Vent and then let it go...

Guest_1055
Community Member

Not sure about anyone else but sometimes I just need to vent, including venting any frustrations, fears, hopes, worries, longings and anything else. Most of the time I don't want any advice or any responses. Just need a way to get it all out from within me.

So thought this thread could be for those sort of things. No one replys to you with words or anything. It's a place to let it all go. Just dump whatever it is you want to say and leave it here.

So yeah no replys please.

868 Replies 868

Guest_1055
Community Member

He is so angry, irritable and slammed something. I know he is so tired. Talked to me unkindly and harsh. Even walking heavy like in the house. I really don't like all that behaviour. I am not going to take it personally like I have in the past. So I just spoke to him gently just a couple of words after I gave him his dinner. Even asked him if he wanted anything else.

I am in my bedroom, just giving him some space now.

felt a little stressed by my friend's email

told her i was going to hospital for MH

she told me she hopes i thrive there... not survive

how do u thrive in a MH hospital?
there's beauty in survivng...ppl mean well but i just wanna be okay where i'm at and realistic. a MH hospital is not a retreat with pompoms. We don't "crush' "win" or "beat" our problems.

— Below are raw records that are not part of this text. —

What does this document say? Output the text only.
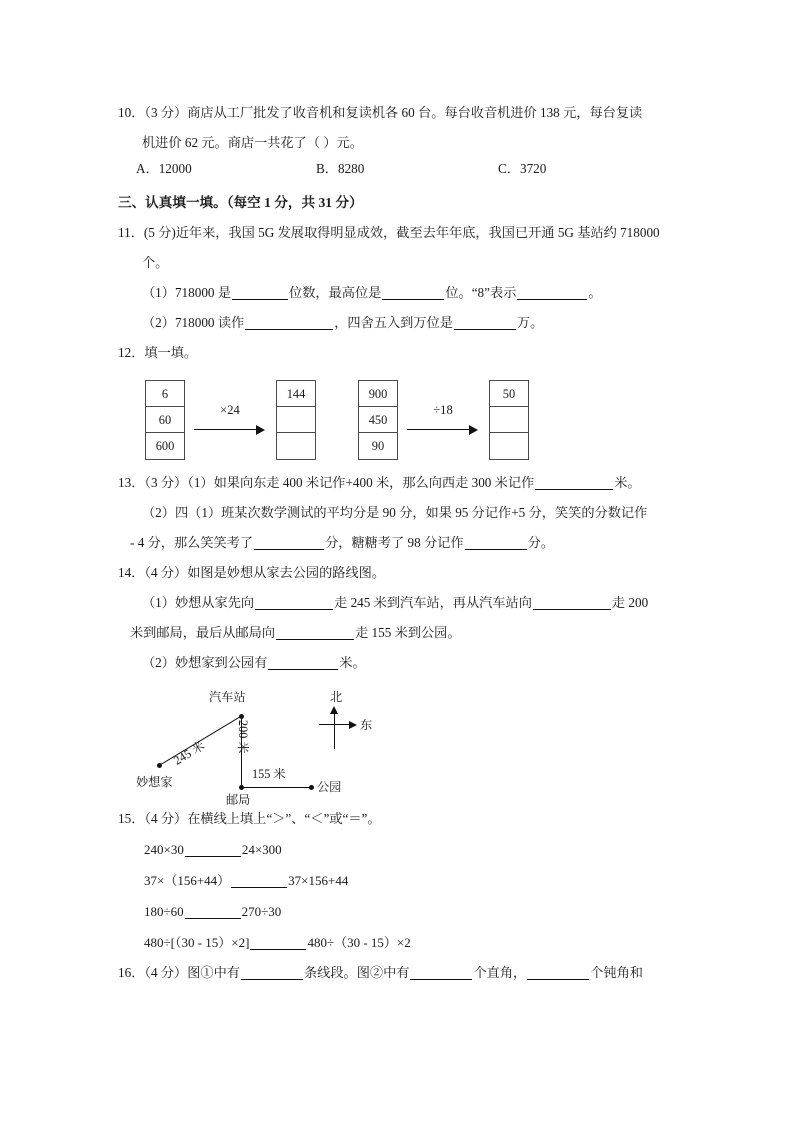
10．（3 分）商店从工厂批发了收音机和复读机各 60 台。每台收音机进价 138 元，每台复读
机进价 62 元。商店一共花了（ ）元。
A．12000	B．8280	C．3720
三、认真填一填。（每空 1 分，共 31 分）
11．(5 分)近年来，我国 5G 发展取得明显成效，截至去年年底，我国已开通 5G 基站约 718000
个。
（1）718000 是	位数，最高位是	位。“8”表示	。
（2）718000 读作	，四舍五入到万位是	万。
12．填一填。
6
60
600
×24
144	900
450
90
÷18
50
13．（3 分）（1）如果向东走 400 米记作+400 米，那么向西走 300 米记作	米。
（2）四（1）班某次数学测试的平均分是 90 分，如果 95 分记作+5 分，笑笑的分数记作
- 4 分，那么笑笑考了	分，糖糖考了 98 分记作	分。
14．（4 分）如图是妙想从家去公园的路线图。
（1）妙想从家先向	走 245 米到汽车站，再从汽车站向	走 200
米到邮局，最后从邮局向	走 155 米到公园。
（2）妙想家到公园有	米。
汽车站
245 米 200 米
155 米
妙想家
邮局
公园
北
东
15．（4 分）在横线上填上“＞”、“＜”或“＝”。
240×30	24×300
37×（156+44）	37×156+44
180÷60	270÷30
480÷[（30 - 15）×2]	480÷（30 - 15）×2
16．（4 分）图①中有	条线段。图②中有	个直角，	个钝角和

We just do our best and it's okay. I'm not thriving.

CMF
Blue Voices Member
So damn sick of my partners sis and her being around all the time. The 3 of them are chummy cos they spend so much time together so when I'm there I tune out. My partner thinks it's cos I'm tired, 'hit the wall'. I just after with him but really it's cos I feel left out and I'm I'm just sick of them. Get your own lives and let me spend time with my partner. If they want to be a threesome, then good luck to them.

Guest_1584
Community Member

Partner wkend.

l'm feeling very touch and go about our situation. Yeah she needs to feel this feel that , but so do l , but l'm not all that sure just lately how wise it is that l'm on hold like this. lf her legals backfire or her visa isn't fixed , there is no us , nor can be . Maybe l should go back to my life and we check in later after the court cases. l've been a solid support for her over 2yrs 24 7 , but real life has mostly been separately in 2 different states bc of all this, so much life unlived . That'd be ok if there is light , but lawyers don't know, give us nothing , or negatives and yet at other times positives , they don't know jack in other words, so this is all feeling like one helluva gamble years wise , and it could easily be another one yet - only to have no glory . Just don't know if l'm doing the right thing here.

rx

I don't like being told how to drive by my passenger, I guess only an insecure person does this but I have no pity for him. I actually feel nervous, under pressure and gutted. Probably more likely to crash with this nonsense happening. Control freak in my life, constantly giving me instructions. When if I acted this way it would be called nagging. Gees I hope lightning strikes soon

When you are trying so hard to only eat food that is nourishing. Someone in the household happens to buy not nourishing food. When cravings hit, it is much harder.

PsychedelicFur
Community Member

Just coming to terms that, by choice I am going to stay single for a very very long time. I need to heal and get over a lot of things. Relearn to enjoy my own company and get to really know myself once again. Otherwise I will keep attracting toxic and disrespectful people.

Guest_1055
Community Member

Even if you live with others, I still feel lonely and alone. I need a connection with someone else. Someone to be on my side, in my corner, look out for me, really care about my welfare. I just want to be understood and known. This need to being understood and known is so strong in me. Am I wrong here?

Just crying out of loneliness. Don't want to feel sorry for myself either. But my heart simply aches for connection.

feeling like I don't know how to take care of myself and b a friend to myself

keep pushing myself so hard and disrespecting my own needs

feel really overwhelmed with just managing my days since i left hospital

Guest_1055
Community Member
Loneliness feels that it eats your very soul. Sounds gross. But that is what it feels like to me.